Dans mille ans, le nombre des volumes de ces bibliothèques - qui représentent le tiers des collections publiques suisses - couvrirait la surface totale de la Suisse, y compris lacs, glaciers et montagnes, d'une couche de près de deux mètres de livres (en comptant 1 200 volumes au m3).

Pour revenir à la prédiction de Louis-Sébastien Mercier, notons que le nombre d'un milliard de romans brûlés pourrait être atteint vers les années 2275 à 2300 si la civilisation de l'imprimé continue sur sa lancée, c'est-à-dire quelque 150 ans avant la date à laquelle Mercier a « vu » la bibliothèque du roi. Il ne se doutait sans doute pas que son évaluation était conforme à l'anticipation rationnelle.

Cette méthode fait donc apparaître un sérieux problème : si notre civilisation subsiste telle qu'elle est, le nombre des livres des bibliothèques publiques ne pourra plus être maîtrisé. Il est vrai que notre société a toujours su faire face aux difficultés engendrées par la croissance, qui est un élément constitutif des bibliothèques de recherche. Pourtant il faut bien admettre que cette croissance aboutit à une impasse : à force de « moudre » des livres, nous en serons submergés.

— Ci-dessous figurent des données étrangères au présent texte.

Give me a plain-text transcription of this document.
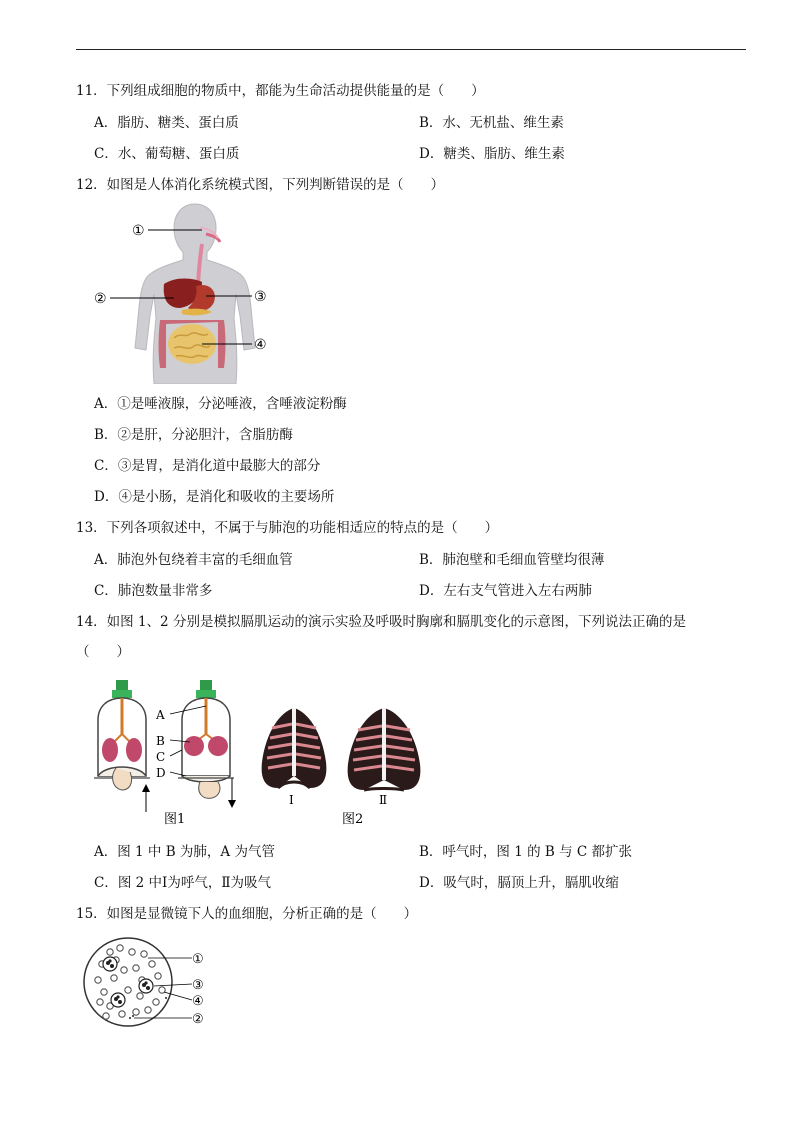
11．下列组成细胞的物质中，都能为生命活动提供能量的是（　　）
A．脂肪、糖类、蛋白质	B．水、无机盐、维生素
C．水、葡萄糖、蛋白质	D．糖类、脂肪、维生素
12．如图是人体消化系统模式图，下列判断错误的是（　　）
①
②	③
④
A．①是唾液腺，分泌唾液，含唾液淀粉酶
B．②是肝，分泌胆汁，含脂肪酶
C．③是胃，是消化道中最膨大的部分
D．④是小肠，是消化和吸收的主要场所
13．下列各项叙述中，不属于与肺泡的功能相适应的特点的是（　　）
A．肺泡外包绕着丰富的毛细血管	B．肺泡壁和毛细血管壁均很薄
C．肺泡数量非常多	D．左右支气管进入左右两肺
14．如图 1、2 分别是模拟膈肌运动的演示实验及呼吸时胸廓和膈肌变化的示意图，下列说法正确的是
（　　）
A
B
C
D
Ⅰ	Ⅱ
图1	图2
A．图 1 中 B 为肺，A 为气管	B．呼气时，图 1 的 B 与 C 都扩张
C．图 2 中Ⅰ为呼气，Ⅱ为吸气	D．吸气时，膈顶上升，膈肌收缩
15．如图是显微镜下人的血细胞，分析正确的是（　　）
①
③
④
②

Or, par un phénomène aberrant, les bibliothécaires sont plus sensibles au devoir de conservation et de sauvegarde des imprimés qu'à celui des choix à opérer pour échapper à l'engorgement. Quelle solution faut-il donc adopter ? Celle prônée par Mercier, c'est-à-dire une censure détruisant les volumes « frivoles ou inutiles ou dangereux » ? Est-ce l'aube d'une nouvelle ère d'autodafés rappelant celle de l'Inquisition, celle des nazis ou celle des intégristes musulmans ? Assisterons-nous plutôt à une diminution du nombre de livres due au mouvement écologiste pour protéger les forêts ou au remplacement du livre par d'autres supports ? L'anticipation rationnelle ne peut que soulever le problème de la croissance et de l'amplitude de son rythme, elle ne peut pas apporter de solution.

L'approche morphologique

Quels sont les paramètres évolutifs dans le devenir des bibliothèques ? Nous en voyons trois essentiels : l'environnement, la formation professionnelle et les technologies nouvelles.

L'environnement

C'est le premier élément déterminant de l'avenir des bibliothèques, surtout sous ses aspects économique et politique. Un pays sans ressources ne peut pas se payer une « bonne » bibliothèque, car en apparence une bibliothèque est un luxe, aussi bien pour l'individu que pour la collectivité. C'est un luxe nécessaire pour la recherche scientifique, mais par ailleurs cette dernière est également la manifestation d'une certaine aisance économique. Il est donc patent que les bibliothèques fleurissent dans les pays riches et qu'une économie florissante favorise le développement des bibliothèques. Cette relation entre développement économique et bibliothèques a été illustrée de manière exemplaire par les problèmes posés aux bibliothèques américaines dans les années 70. Sous l'effet de la récession (choc pétrolier et dévaluation du dollar), le pouvoir d'achat des bibliothèques a fortement diminué, soulignant ainsi combien le budget d'une bibliothèque est fragile, surtout en ce qui concerne les crédits d'acquisition.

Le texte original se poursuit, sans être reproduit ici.